I ended up building this extension far beyond my original needs. Features include:
142 texture bake types
Atlas baking / Bake multiple objects into one texture
Channel packing up to 4 channels
Invert textures
Bake from high poly to low poly
Unity importer with custom shader support
Auto-apply baked textures to materials
Automatically add UDIM tiles based on UV coordinates
Smart UV projection (detects overlapping UVs or UVs outside 0–1 space)
Dynamic file paths
Dynamic file naming
Here’s a quick demo video showing TexCraft in action: https://www.youtube.com/watch?v=la0Duw-Rs28
Mrvolcano•2h ago
As I got older, I decided to focus on a specific field—game development—using Unity and Blender. One major challenge I encountered was that Blender's shader system isn't compatible with Unity’s. This meant I had to bake materials to transfer them, but Blender’s built-in baking system is quite limited. It lacks support for many important map types like metallic, subsurface scattering, and IOR. Additionally, if you forget to mute the metallic map, your baked textures come out too dark. Things get even more complicated when you're working with multiple material slots or baking several objects into one.
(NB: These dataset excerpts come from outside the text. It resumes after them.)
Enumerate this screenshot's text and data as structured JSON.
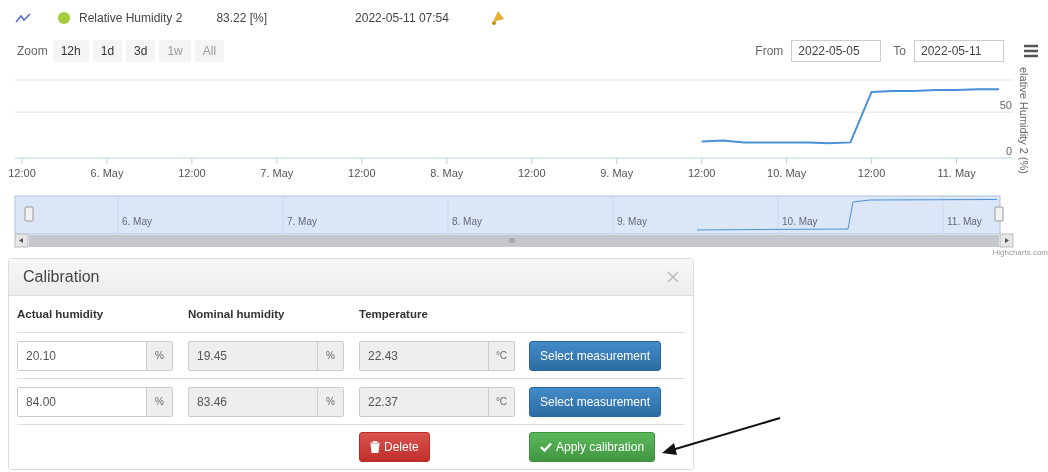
{
  "header": {
    "series_name": "Relative Humidity 2",
    "value": "83.22 [%]",
    "timestamp": "2022-05-11 07:54"
  },
  "range_selector": {
    "label": "Zoom",
    "buttons": [
      {
        "label": "12h",
        "disabled": false,
        "selected": false
      },
      {
        "label": "1d",
        "disabled": false,
        "selected": false
      },
      {
        "label": "3d",
        "disabled": false,
        "selected": false
      },
      {
        "label": "1w",
        "disabled": true,
        "selected": false
      },
      {
        "label": "All",
        "disabled": true,
        "selected": false
      }
    ],
    "from_label": "From",
    "from": "2022-05-05",
    "to_label": "To",
    "to": "2022-05-11"
  },
  "chart": {
    "chart_data": {
      "type": "line",
      "ylabel": "elative Humidity 2 (%)",
      "ylim": [
        0,
        85
      ],
      "categories": [
        "12:00",
        null,
        null,
        null,
        "6. May",
        null,
        null,
        null,
        "12:00",
        null,
        null,
        null,
        "7. May",
        null,
        null,
        null,
        "12:00",
        null,
        null,
        null,
        "8. May",
        null,
        null,
        null,
        "12:00",
        null,
        null,
        null,
        "9. May",
        null,
        null,
        null,
        "12:00",
        null,
        null,
        null,
        "10. May",
        null,
        null,
        null,
        "12:00",
        null,
        null,
        null,
        "11. May",
        null,
        null
      ],
      "yticks": [
        0,
        50
      ],
      "series": [
        {
          "color": "#4a90d9",
          "values": [
            null,
            null,
            null,
            null,
            null,
            null,
            null,
            null,
            null,
            null,
            null,
            null,
            null,
            null,
            null,
            null,
            null,
            null,
            null,
            null,
            null,
            null,
            null,
            null,
            null,
            null,
            null,
            null,
            null,
            null,
            null,
            null,
            18,
            19,
            17,
            17,
            17,
            17,
            16,
            17,
            72,
            73,
            73,
            74,
            74,
            75,
            75
          ]
        }
      ]
    }
  },
  "navigator": {
    "labels": [
      "6. May",
      "7. May",
      "8. May",
      "9. May",
      "10. May",
      "11. May"
    ]
  },
  "credits": "Highcharts.com",
  "calibration": {
    "title": "Calibration",
    "columns": [
      "Actual humidity",
      "Nominal humidity",
      "Temperature"
    ],
    "rows": [
      {
        "actual": "20.10",
        "actual_unit": "%",
        "nominal": "19.45",
        "nominal_unit": "%",
        "temperature": "22.43",
        "temperature_unit": "°C",
        "button": "Select measurement"
      },
      {
        "actual": "84.00",
        "actual_unit": "%",
        "nominal": "83.46",
        "nominal_unit": "%",
        "temperature": "22.37",
        "temperature_unit": "°C",
        "button": "Select measurement"
      }
    ],
    "delete_button": "Delete",
    "apply_button": "Apply calibration"
  }
}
I looked for third-party tools to help, but the free options didn’t meet my needs, and I couldn’t afford the paid ones. So, I decided to build my own Blender extension. Despite having less than a year of Blender experience, I jumped into creating one—right around the time Blender 4.0 deprecated traditional add-ons in favor of extensions and made major API changes.
There was very little documentation or tutorials on creating extensions—most resources focused on the old add-on system. I had to join Blender Discord communities, read through Blender’s API docs, Stack Overflow threads, and forum posts to figure things out. It was tough, but after six months of work, I built the first version of my extension. Initially, it supported just base color, normal, metallic, and roughness maps.
Then I added texture packing, which is helpful for games, and even built in an option to invert roughness maps since Unity doesn’t use them directly. Though I never needed UDIMs myself, I added automatic UDIM tile support based on UV coordinates. I kept expanding the feature set—eventually supporting 142 bake types, even though I only needed around eight.
I added many features beyond my original needs simply because I enjoyed the process of building it. Eventually, I realized most of the features were more useful for artists than game developers like me, so I decided to turn it into a product for others to use. And that’s how TexCraft was born.